In the instant case, the trial court told the appellant that because of the circumstances involving the commencement and direction of trial, the plea had been rejected for appellant’s protection. While expressed belatedly, it is confirmation of what appears apparent from the record— that there was a sound and reasoned exercise of discretion made in fairness to the defense. I see no reason to remand this case, over the opposition of the government, for reconsideration of a proffered guilty plea by a reluctant appellant.4
*153As to the remaining issue, because I am persuaded that we should be loath to carve out exceptions to the right of representation by counsel, I concur in the holding that this case must be remanded for sentencing in the presence of counsel.5
. See United States v. Ammidown, 162 U.S. App.D.C. 28, 497 F.2d 615 (1973), discussed at p. 152, infra.

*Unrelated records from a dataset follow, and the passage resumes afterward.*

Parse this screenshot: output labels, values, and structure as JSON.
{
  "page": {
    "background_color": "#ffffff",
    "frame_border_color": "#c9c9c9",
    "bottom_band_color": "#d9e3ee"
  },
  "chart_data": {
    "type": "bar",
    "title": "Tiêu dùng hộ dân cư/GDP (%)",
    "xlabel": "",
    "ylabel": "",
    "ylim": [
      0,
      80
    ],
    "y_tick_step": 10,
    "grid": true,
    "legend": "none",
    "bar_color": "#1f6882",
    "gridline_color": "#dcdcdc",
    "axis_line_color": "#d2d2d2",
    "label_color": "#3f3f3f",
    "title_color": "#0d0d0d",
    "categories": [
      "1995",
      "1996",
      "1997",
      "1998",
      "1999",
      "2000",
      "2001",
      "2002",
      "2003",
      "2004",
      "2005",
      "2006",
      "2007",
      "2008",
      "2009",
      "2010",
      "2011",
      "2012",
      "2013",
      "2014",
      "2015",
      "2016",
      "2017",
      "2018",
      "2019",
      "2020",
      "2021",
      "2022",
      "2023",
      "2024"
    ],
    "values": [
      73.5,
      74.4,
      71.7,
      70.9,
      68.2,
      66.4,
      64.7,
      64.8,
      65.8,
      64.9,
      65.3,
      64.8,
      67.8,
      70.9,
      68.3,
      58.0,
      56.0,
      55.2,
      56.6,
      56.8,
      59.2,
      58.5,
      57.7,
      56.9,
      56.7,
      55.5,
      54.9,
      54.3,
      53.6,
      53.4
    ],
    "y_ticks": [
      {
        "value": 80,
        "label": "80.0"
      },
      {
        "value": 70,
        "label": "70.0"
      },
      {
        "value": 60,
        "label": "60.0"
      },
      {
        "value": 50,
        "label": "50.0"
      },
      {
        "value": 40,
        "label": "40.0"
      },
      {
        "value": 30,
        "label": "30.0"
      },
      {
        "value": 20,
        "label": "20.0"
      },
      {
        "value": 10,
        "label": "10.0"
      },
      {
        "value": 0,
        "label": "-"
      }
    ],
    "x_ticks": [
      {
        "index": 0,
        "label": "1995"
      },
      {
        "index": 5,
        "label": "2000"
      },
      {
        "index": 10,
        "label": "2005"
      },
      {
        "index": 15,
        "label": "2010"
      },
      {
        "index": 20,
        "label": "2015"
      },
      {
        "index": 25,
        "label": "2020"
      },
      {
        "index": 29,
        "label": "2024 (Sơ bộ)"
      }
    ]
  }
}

. The government argues in this court that the “record adequately demonstrates that the trial court did not abuse its discretion in refusing to accept appellant’s plea in the midst of the trial.”
. Fed.R.Crim.P. 48(a) provides that:
The Attorney General or the United States attorney may by leave of court file a dismissal of an indictment, information or complaint and the prosecution shall thereupon terminate. Such a dismissal may not be filed during the trial without the consent of the defendant.
. This court has been informed by counsel that appellant, who is now serving a sentence for murder, has indicated that he would not accept a plea bargain in this case upon remand.
Conviction on one of the two counts to which appellant would have entered the plea — -the unlawful entry count — was vacated by the trial judge. I question that it would be “permissible” now to accept a guilty plea to this charge.
. I note that the availability of programs for the treatment and rehabilitation of narcotic addicts has necessitated bifurcated sentencing proceedings to permit the determination of a defendant’s eligibility for such programs. Thus there is authority that the initial hearing constitutes the “imposition of sentence” and that the defendant may waive even his own presence at the second stage where he has been heard initially, requests treatment, and does not challenge the bargain made with the court nor the findings of the agency with regard to such treatment. United States v. Curtis, 523 F.2d 1134 (D.G.Cir.1975). That case is distinguishable, however, as arising under 18 U.S.C. § 4251 et seg. (1970).